Tahun 1809, angkatan bersenjata Belanda berhasil
menghancurleburkan Benteng Surosowan. Sultan pun ditangkap dan dibuang ke
Ambon. Sementara Sultan dinaikan ke kapal perang, pembersihan pun dijalankan
para serdadu Belanda. Ratusan orang pun jatuh menjadi korban, termasuk
Mahapatih dan beberapa pejabat Banten yang dikenai hukum pancung. "Konon Kali Banten sampai berwarna
merah karena darah dari para korban," kata Tubagus Fathul Adzim.

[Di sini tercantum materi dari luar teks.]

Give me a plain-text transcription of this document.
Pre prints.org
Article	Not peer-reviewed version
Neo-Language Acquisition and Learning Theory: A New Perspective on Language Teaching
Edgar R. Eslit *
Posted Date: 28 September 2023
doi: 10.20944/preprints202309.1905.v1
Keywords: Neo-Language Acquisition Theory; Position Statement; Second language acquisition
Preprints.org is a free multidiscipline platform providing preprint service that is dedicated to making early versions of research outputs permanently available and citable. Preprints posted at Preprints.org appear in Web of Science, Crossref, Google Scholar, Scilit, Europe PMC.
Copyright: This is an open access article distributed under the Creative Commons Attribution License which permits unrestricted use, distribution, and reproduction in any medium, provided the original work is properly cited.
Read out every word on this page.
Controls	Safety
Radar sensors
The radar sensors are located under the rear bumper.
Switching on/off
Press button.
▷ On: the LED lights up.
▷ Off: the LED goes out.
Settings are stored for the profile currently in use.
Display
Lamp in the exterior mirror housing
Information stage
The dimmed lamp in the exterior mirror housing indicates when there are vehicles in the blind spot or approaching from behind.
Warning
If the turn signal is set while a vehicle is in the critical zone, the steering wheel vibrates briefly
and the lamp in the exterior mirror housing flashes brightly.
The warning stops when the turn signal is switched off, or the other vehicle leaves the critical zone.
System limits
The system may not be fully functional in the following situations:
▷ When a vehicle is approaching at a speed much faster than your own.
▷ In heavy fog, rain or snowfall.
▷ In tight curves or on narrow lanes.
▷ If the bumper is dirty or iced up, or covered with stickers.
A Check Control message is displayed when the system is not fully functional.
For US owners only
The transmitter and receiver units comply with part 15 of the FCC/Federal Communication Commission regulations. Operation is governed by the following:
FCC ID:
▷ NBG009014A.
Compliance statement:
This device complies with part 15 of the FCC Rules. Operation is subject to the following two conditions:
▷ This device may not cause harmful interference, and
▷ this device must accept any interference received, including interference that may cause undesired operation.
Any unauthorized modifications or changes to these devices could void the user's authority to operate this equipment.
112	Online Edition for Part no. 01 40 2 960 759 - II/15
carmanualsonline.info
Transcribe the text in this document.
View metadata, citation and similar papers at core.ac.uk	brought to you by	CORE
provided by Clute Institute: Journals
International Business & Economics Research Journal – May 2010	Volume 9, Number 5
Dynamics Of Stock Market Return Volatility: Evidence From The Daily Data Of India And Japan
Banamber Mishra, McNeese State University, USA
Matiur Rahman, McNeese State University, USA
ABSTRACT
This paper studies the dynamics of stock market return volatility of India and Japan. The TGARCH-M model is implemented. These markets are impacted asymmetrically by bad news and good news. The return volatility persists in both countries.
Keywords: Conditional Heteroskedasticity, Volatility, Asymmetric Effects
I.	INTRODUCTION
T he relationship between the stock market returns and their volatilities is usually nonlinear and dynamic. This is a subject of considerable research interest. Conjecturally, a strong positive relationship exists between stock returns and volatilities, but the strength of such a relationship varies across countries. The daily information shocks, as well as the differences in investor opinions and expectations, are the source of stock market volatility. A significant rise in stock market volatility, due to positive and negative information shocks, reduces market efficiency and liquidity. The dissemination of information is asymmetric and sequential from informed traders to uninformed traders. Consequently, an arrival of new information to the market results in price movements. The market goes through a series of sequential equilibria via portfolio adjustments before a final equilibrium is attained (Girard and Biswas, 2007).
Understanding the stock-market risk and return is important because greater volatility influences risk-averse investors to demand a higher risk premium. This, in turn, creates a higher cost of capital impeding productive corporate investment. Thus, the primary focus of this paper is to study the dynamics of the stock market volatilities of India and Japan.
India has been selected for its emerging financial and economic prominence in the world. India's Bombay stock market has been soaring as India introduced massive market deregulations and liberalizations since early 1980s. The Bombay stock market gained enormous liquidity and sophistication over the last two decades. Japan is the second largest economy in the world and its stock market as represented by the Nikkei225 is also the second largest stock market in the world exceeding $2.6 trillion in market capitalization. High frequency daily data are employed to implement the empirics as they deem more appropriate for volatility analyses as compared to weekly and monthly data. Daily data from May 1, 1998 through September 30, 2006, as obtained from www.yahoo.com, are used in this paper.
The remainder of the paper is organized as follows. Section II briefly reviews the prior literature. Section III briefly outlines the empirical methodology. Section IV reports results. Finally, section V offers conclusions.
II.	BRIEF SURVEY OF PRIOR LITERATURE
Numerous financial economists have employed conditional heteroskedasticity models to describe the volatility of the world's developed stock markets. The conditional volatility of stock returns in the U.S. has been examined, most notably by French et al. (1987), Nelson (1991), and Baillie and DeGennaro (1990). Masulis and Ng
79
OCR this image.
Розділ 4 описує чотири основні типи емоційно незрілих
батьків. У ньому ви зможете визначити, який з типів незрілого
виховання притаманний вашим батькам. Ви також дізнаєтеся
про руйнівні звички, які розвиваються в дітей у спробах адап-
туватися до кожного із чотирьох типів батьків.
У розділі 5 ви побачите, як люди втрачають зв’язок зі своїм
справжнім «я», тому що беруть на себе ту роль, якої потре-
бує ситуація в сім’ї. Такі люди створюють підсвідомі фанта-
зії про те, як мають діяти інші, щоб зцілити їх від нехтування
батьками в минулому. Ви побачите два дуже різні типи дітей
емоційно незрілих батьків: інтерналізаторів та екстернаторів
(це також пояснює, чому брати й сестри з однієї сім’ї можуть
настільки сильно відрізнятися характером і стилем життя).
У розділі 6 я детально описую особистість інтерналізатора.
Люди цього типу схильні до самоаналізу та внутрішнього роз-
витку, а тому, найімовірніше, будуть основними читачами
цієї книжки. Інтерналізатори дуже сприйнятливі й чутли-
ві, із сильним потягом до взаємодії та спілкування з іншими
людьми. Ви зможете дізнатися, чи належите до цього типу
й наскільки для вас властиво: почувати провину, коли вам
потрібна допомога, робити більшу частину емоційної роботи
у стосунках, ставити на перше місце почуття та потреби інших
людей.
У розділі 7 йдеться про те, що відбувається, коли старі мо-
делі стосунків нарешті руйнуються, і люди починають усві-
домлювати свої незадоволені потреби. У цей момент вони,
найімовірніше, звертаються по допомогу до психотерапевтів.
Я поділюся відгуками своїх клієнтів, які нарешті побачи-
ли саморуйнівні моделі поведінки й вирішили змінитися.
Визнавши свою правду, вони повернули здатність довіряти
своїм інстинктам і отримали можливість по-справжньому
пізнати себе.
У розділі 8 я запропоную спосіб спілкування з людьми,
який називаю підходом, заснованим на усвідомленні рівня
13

Penghancuran simbol-simbol Kesultanan Banten terus
dijalankan oleh Belanda hingga 1832. Selain Benteng Surosowan, Belanda juga
menghancurkan Keraton Kaibon yang terletak di sebelah utara Masjid Agung. Mereka
juga mengangkut lantai ubin Keraton Kaibon dan memindahkannya ke gedung
pemerintahan Belanda di Serang dan di Batavia.
Benteng Surosowan dan Istana Kaibon lantas terbengkalai
begitu saja. Rupanya, ratusan tahun setelah dibombardir oleh pasukan Daendels
kondisi kedua tempat itu tetap sama. Alih-alih dirawat secara baik, dua tempat
bersejarah tersebut malah kini menjadi tempat bercengkramanya para anak muda
dan wilayah bermain para bocah. Bahkan saat ke Istana Kaibon, saya menyaksikan
puluhan kambing dengan merdeka tengah merumput di sana.
Senja memerah di kawasan Banten Lama. Tubagus Nuruddin
Zein masih termenung di atas tumpukan batu karang. Sesekali sarung merahnya
berkibar ditiup angin bulan Mei. Di tengah riuh bocah bermain layang-layang,
bisa jadi secara diam-diam dia tengah membayangkan Banten kembali jadi pujaan
dunia. (*)
Sumber: http://islam-indonesia.com/feature/asal-usul/470-ki-amok-di-ujung-jawa
cerita yang menarik
BalasHapusmeriam yang gagah, komentar balik ya ke blog saya www.goocap.com
BalasHapusYang membuat meriam ki Amuk adalah coje zainal orang portugis yang masuk Islam.